本件控訴の趣意は、弁護人斎藤正義作成名義の控訴趣意書に記載されたとおりであるから、これを引用する。

控訴趣意中法令適用の誤りの主張について

論旨は要するに、被告人が原判示第一(業務上過失傷害)、第三の一、二(救護義務違反、報告義務違反)の各犯行につき自首したのにかかわらず、自首減軽をしなかつた原判決には、法令の適用の誤りがある、というのである。

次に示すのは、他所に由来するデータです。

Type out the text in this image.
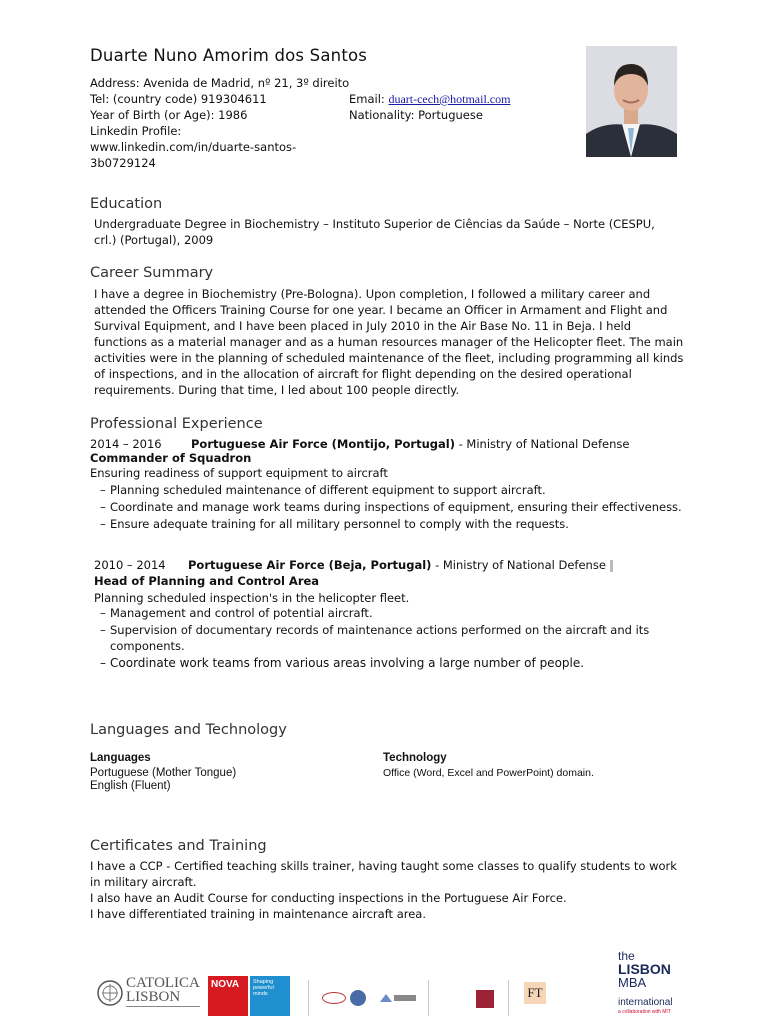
Duarte Nuno Amorim dos Santos
Address: Avenida de Madrid, nº 21, 3º direito
Tel: (country code) 919304611
Year of Birth (or Age): 1986
Linkedin Profile:
www.linkedin.com/in/duarte-santos-
3b0729124
Email: duart-cech@hotmail.com
Nationality: Portuguese
Education
Undergraduate Degree in Biochemistry – Instituto Superior de Ciências da Saúde – Norte (CESPU,
crl.) (Portugal), 2009
Career Summary
I have a degree in Biochemistry (Pre-Bologna). Upon completion, I followed a military career and
attended the Officers Training Course for one year. I became an Officer in Armament and Flight and
Survival Equipment, and I have been placed in July 2010 in the Air Base No. 11 in Beja. I held
functions as a material manager and as a human resources manager of the Helicopter fleet. The main
activities were in the planning of scheduled maintenance of the fleet, including programming all kinds
of inspections, and in the allocation of aircraft for flight depending on the desired operational
requirements. During that time, I led about 100 people directly.
Professional Experience
2014 – 2016	Portuguese Air Force (Montijo, Portugal) - Ministry of National Defense
Commander of Squadron
Ensuring readiness of support equipment to aircraft
– Planning scheduled maintenance of different equipment to support aircraft.
– Coordinate and manage work teams during inspections of equipment, ensuring their effectiveness.
– Ensure adequate training for all military personnel to comply with the requests.
2010 – 2014 Portuguese Air Force (Beja, Portugal) - Ministry of National Defense
Head of Planning and Control Area
Planning scheduled inspection's in the helicopter fleet.
– Management and control of potential aircraft.
– Supervision of documentary records of maintenance actions performed on the aircraft and its
components.
– Coordinate work teams from various areas involving a large number of people.
Languages and Technology
Languages
Portuguese (Mother Tongue)
English (Fluent)
Technology
Office (Word, Excel and PowerPoint) domain.
Certificates and Training
I have a CCP - Certified teaching skills trainer, having taught some classes to qualify students to work
in military aircraft.
I also have an Audit Course for conducting inspections in the Portuguese Air Force.
I have differentiated training in maintenance aircraft area.
CATOLICA
LISBON
NOVA	Shaping powerful minds	FT
the
LISBON
MBA
international
a collaboration with MIT
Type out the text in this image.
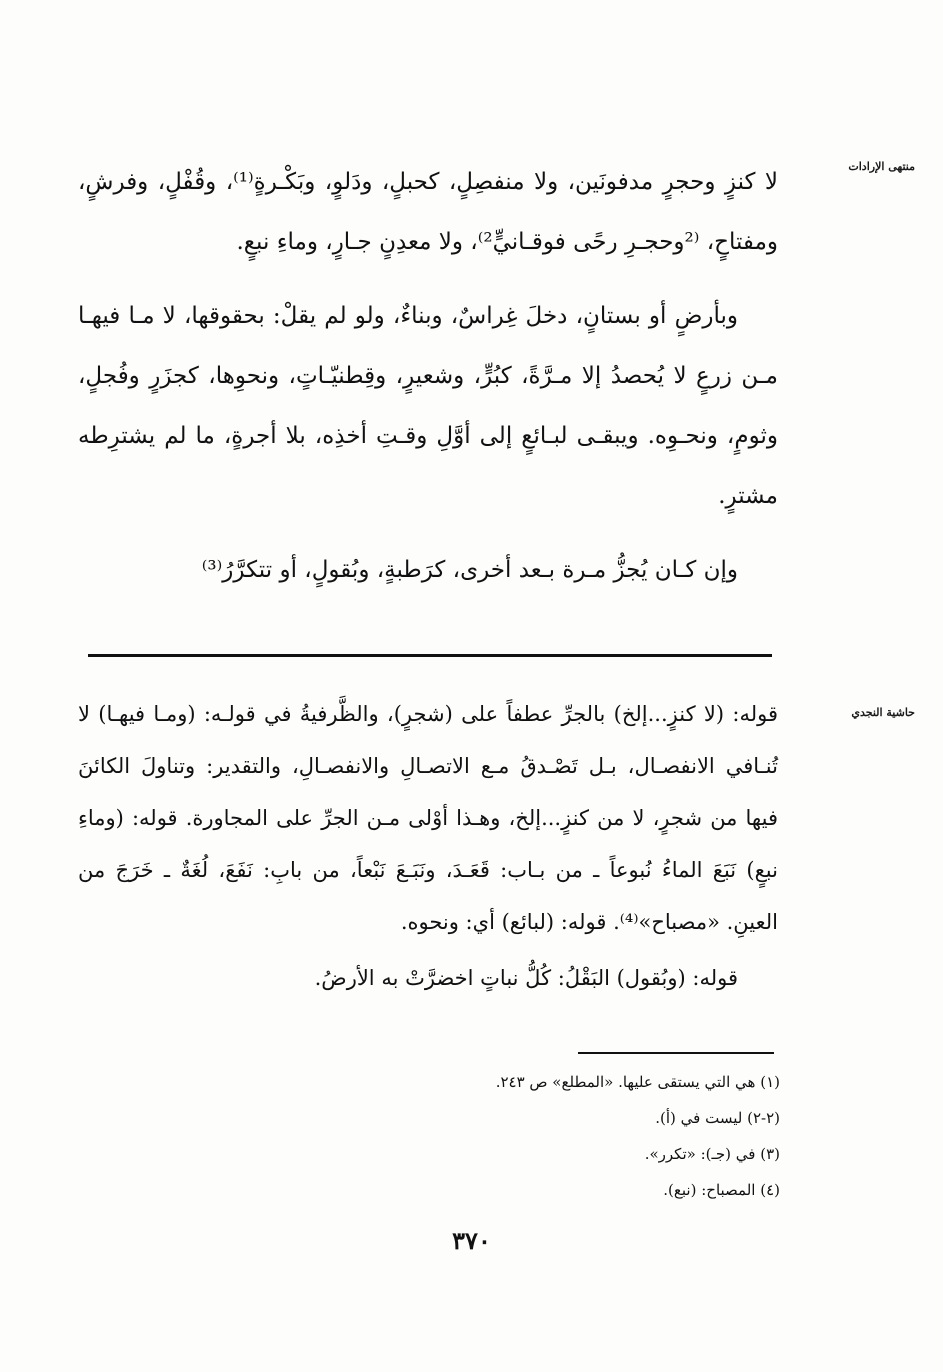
منتهى الإرادات

لا كنزٍ وحجرٍ مدفونَين، ولا منفصِلٍ، كحبلٍ، ودَلوٍ، وبَكْـرةٍ⁽¹⁾، وقُفْلٍ، وفرشٍ، ومفتاحٍ، ⁽²وحجـرِ رحًى فوقـانيٍّ²⁾، ولا معدِنٍ جـارٍ، وماءِ نبعٍ.

وبأرضٍ أو بستانٍ، دخلَ غِراسٌ، وبناءٌ، ولو لم يقلْ: بحقوقها، لا مـا فيهـا مـن زرعٍ لا يُحصدُ إلا مـرَّةً، كبُرٍّ، وشعيرٍ، وقِطنيّـاتٍ، ونحوِها، كجزَرٍ وفُجلٍ، وثومٍ، ونحـوِه. ويبقـى لبـائعٍ إلى أوَّلِ وقـتِ أخذِه، بلا أجرةٍ، ما لم يشترِطه مشترٍ.

وإن كـان يُجزُّ مـرة بـعد أخرى، كرَطبةٍ، وبُقولٍ، أو تتكرَّرُ⁽³⁾

حاشية النجدي

قوله: (لا كنزٍ...إلخ) بالجرِّ عطفاً على (شجرٍ)، والظَّرفيةُ في قولـه: (ومـا فيهـا) لا تُنـافي الانفصـال، بـل تَصْـدقُ مـع الاتصـالِ والانفصـالِ، والتقدير: وتناولَ الكائنَ فيها من شجرٍ، لا من كنزٍ...إلخ، وهـذا أوْلى مـن الجرِّ على المجاورة. قوله: (وماءِ نبعٍ) نَبَعَ الماءُ نُبوعاً ـ من بـاب: قَعَـدَ، ونَبَـعَ نَبْعاً، من بابِ: نَفَعَ، لُغَةٌ ـ خَرَجَ من العينِ. «مصباح»⁽⁴⁾. قوله: (لبائع) أي: ونحوه.

قوله: (وبُقول) البَقْلُ: كُلُّ نباتٍ اخضرَّتْ به الأرضُ.

(١) هي التي يستقى عليها. «المطلع» ص ٢٤٣.

(٢-٢) ليست في (أ).

(٣) في (جـ): «تكرر».

(٤) المصباح: (نبع).

٣٧٠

しかし、記録によると、被告人は本件事故の翌朝熊谷警察署に出頭して右各犯行を同警察署警察官に申告したものの、その際には既に本件事故の目撃者によつて通報された加害車両の番号により、被告人が同車両の所有者であることは、同警察署に判明していたことが認められ、このようにいわゆるひき逃げ事故の犯人が加害車両の所有者である場合にあつては、特段の事情のないかぎり、右所有者の氏名が官に判明した時点において、犯人が官に発覚したものと解するのが相当であり、更に進んで官が加害車両の現実の運転者を確知することまでを要するとの所論の見解には左袒できない。したがつて本件は刑法四二条という自首に該当せず、論旨は理由がない。

控訴趣意中量刑不当の主張について

しかし記録によつて認められる本件各犯行の罪質、動機、態様、ことに本件は、被告人が無免許であるのに、敢えて普通乗用自動車を所有し、これを運転中、前方不注視という一方的過失により自車を信号待ちのため停止中の前車に追突させて、いわゆる二重衝突事故を惹起し、前車の運転者及び前々車の同乗者一名に加療約一週間及び全治約一か月を要する各傷害を負わせながら、救護義務及び報告義務に違反してそのまま現場から逃走したという事案であつて、その犯行態様が悪質であること、被告人は、傷害、暴行による罰金刑の前科三犯のほか、道路交通法違反(無免許運転、酒酔い運転等)による罰金刑の前科三犯を有しており、ことに昭和四六年一一月交通違反により自動車運転免許を取り消されながら、その後無免許運転二犯を重ね、さらに本件各犯行に及んでいることなど、諸般の情状に徴すれば、その犯情は軽視を許されないものがあり、当審における事実取調の結果を合わせ、前記のとおり被告人が事故の翌朝本件各犯行を自発的に警察官に申告したこと、原審当時各被害者との間に示談が成立し、各被害者から原審に宛て被告人に対する寛大な処分を望む旨の嘆願書が提出されていることのほか、被告人の反省の情など、被告人に有利な諸事情を十分斟酌しても、原審の量刑はやむをえないものと認められる。論旨は理由がない。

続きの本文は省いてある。